Yerde duran buruşuk kırmızı eteğini ve daracık odalarında açılınca neredeyse yataklarına değen çekmeceden çekip aldığı lacivert çizgili beyaz tişörtünü geçirdi üzerine. Bu eve taşınırken beraberinde getirdiği eşya miktarıyla Kevin’in onun kullanımına ayırdığı çekmece ve dolap hacmi arasında öyle bir uçurum vardı ki, etrafta başkaları varken, özellikle Kevin’in duyacağından emin olduğu anlarda, bu konuda şaka yapmayı ihmal etmiyordu Leyla. Hakkaniyet duygusu bu ilişki alanında ona biraz daha fazla yer ayrılmasının doğru olacağını fısıldıyordu: Hiç olmazsa büyük odanın yarısını!
Her sabah giyindikten sonra ilk durağı mutfaktı. Kevin’in ona alıştırdığı gibi espresso içerek başlıyordu güne. Leyla’nın hayalinde, ruh sağlığı ona göre daha bir yerinde, ne yaptığını az çok bilen, daha az yaralı insanlar da böyle başlıyordu günlerine. Dahası bu şanslı insanlar, Leyla’nın aksine, her gün yaşam kılavuzunun ilk sayfalarına geri dönmek yerine, hayata tam ortasından dalıyorlardı!
Sabahları birlikte espresso içiyorlardı, ama öğle ve akşam yemeklerinden sonra Leyla onlara mis kokulu birer Türk kahvesi yapıyordu. Eğer Kevin ofisindeyse lokum veya kurabiye de koyduğu tepsiyi dairenin bir ucundan diğer ucuna büyük bir dikkatle taşıyordu (kahvenin köpüğü fincandan asla taşmamalıydı!). Bu özenli ikramı çoğunlukla ona sevgilisinin kucağında tatlı bir ziyaret hakkı kazandırıyordu. O anlarda Leyla kalbini mutluluktan patlayacak gibi hissediyordu; kendini bu ilişkide daha güvende hissedeceği zaman, Kevin’le sevişirken ilk kez yaşamayı umduğu orgazmların sağanak yağmurlar gibi yağıp onu sarsacağı hissine kapılıyordu. En azından Kevin’e henüz yaşayamadığı orgazmlar konusunda sunduğu çözüm önerisi ve verdiği söz bu yöndeydi. Kevin bu konuda oldukça kızgındı. “Daha önce hiç başıma böyle bir şey gelmedi,” deyip duruyordu. Bu Leyla’yı üçüncü dünya ülkesinden gelen defolu bir mal gibi hissettiriyordu. Farkındaydı, birinci dünya ülkesinden bir adamın sevgisini kazanmak için o ayardaki kadınlarla nasıl rekabet edeceğini kendi çözmeliydi.
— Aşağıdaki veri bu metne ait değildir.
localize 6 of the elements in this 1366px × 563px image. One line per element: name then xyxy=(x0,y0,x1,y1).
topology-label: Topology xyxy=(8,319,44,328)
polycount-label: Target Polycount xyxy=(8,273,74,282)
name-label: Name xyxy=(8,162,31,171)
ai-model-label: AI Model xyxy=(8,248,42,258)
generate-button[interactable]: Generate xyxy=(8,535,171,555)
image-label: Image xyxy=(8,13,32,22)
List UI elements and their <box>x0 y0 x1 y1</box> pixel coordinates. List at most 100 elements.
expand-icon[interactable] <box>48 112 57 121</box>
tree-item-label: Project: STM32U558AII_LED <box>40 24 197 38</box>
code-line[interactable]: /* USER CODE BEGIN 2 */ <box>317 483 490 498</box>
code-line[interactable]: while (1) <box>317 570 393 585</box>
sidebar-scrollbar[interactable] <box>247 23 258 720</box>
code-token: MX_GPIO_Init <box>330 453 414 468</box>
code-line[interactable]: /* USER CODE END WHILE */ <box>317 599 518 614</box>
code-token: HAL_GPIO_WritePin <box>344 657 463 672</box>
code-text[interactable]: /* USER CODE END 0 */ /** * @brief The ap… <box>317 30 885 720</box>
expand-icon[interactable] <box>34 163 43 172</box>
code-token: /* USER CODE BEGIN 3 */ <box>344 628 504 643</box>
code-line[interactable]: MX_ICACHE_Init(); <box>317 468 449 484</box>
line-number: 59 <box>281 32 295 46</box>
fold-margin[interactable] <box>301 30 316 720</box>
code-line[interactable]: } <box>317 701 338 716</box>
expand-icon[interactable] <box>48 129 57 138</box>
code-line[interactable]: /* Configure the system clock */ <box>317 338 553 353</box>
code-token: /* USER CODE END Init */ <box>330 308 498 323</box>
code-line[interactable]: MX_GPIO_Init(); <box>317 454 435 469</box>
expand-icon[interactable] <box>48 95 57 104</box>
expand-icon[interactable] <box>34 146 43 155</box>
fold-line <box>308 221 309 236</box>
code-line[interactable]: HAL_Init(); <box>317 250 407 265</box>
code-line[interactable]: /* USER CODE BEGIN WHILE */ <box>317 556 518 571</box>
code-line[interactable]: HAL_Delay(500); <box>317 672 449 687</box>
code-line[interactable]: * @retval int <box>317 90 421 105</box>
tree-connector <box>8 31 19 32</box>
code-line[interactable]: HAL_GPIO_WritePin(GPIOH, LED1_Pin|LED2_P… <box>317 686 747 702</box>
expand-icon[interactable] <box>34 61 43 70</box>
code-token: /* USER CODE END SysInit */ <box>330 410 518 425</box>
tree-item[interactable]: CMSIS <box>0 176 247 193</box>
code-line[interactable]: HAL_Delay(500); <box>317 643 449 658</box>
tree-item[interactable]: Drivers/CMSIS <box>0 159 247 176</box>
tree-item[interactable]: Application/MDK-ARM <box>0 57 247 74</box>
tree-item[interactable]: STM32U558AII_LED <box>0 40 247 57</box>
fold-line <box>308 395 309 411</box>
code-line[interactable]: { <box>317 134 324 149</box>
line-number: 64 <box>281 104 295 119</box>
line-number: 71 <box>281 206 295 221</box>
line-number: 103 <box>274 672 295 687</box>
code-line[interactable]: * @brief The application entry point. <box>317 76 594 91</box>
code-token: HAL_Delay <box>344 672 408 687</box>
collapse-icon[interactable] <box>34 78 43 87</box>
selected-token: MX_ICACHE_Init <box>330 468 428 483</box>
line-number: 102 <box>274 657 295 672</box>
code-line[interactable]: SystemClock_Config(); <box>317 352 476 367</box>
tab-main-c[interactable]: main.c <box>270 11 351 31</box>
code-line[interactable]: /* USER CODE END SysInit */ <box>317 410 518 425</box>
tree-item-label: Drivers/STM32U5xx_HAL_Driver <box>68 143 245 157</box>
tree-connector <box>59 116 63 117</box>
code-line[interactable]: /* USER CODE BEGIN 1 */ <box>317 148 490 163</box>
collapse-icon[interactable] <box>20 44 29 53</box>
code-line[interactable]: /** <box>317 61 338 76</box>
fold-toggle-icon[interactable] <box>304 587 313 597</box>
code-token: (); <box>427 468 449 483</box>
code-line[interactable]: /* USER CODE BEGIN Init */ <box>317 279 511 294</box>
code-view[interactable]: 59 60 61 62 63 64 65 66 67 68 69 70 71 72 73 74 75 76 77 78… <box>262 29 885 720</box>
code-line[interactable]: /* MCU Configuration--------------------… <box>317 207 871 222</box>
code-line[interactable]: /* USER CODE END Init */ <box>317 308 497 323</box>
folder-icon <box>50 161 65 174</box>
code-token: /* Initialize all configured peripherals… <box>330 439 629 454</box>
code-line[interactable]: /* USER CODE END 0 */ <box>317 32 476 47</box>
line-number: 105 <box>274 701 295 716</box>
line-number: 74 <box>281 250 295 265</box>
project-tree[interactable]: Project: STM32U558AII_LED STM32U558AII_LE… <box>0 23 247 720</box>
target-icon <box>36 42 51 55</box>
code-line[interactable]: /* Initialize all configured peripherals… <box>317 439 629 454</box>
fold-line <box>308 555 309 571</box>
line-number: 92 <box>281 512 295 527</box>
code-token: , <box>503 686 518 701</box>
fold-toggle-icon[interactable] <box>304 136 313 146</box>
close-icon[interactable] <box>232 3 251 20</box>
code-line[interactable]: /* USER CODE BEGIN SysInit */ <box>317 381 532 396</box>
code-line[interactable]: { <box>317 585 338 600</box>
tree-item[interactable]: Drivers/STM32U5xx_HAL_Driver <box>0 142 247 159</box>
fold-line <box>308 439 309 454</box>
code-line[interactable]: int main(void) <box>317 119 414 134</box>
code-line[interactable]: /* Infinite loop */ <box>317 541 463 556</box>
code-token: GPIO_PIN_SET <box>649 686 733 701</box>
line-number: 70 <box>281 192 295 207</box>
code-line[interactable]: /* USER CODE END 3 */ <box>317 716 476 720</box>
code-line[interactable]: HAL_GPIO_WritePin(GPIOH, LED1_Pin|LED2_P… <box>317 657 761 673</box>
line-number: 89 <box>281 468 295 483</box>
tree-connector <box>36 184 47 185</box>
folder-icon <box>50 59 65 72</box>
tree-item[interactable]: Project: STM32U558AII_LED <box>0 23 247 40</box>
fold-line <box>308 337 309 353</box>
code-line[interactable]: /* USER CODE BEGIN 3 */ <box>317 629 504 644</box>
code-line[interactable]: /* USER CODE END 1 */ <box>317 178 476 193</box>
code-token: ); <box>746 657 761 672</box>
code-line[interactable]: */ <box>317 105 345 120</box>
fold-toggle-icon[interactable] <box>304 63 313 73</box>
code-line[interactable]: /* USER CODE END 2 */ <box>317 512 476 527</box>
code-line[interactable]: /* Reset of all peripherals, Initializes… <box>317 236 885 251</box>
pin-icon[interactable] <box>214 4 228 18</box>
Daha şimdiden aydınlanmıştı mutfak. Güneye bakan pencerelerden ışık yağmıştı içeriye. Pencerelere yakın bir yerlerde Leyla’nın göremediği kumrular ötüyordu. Bu güzel atmosfer sebepsiz görünen bütün acılarına rağmen hayatın pekâlâ güzel olabileceğini hissettirdi ona. Ne aç ne açıktaydı ne de hasta. Üstelik Kevin vardı!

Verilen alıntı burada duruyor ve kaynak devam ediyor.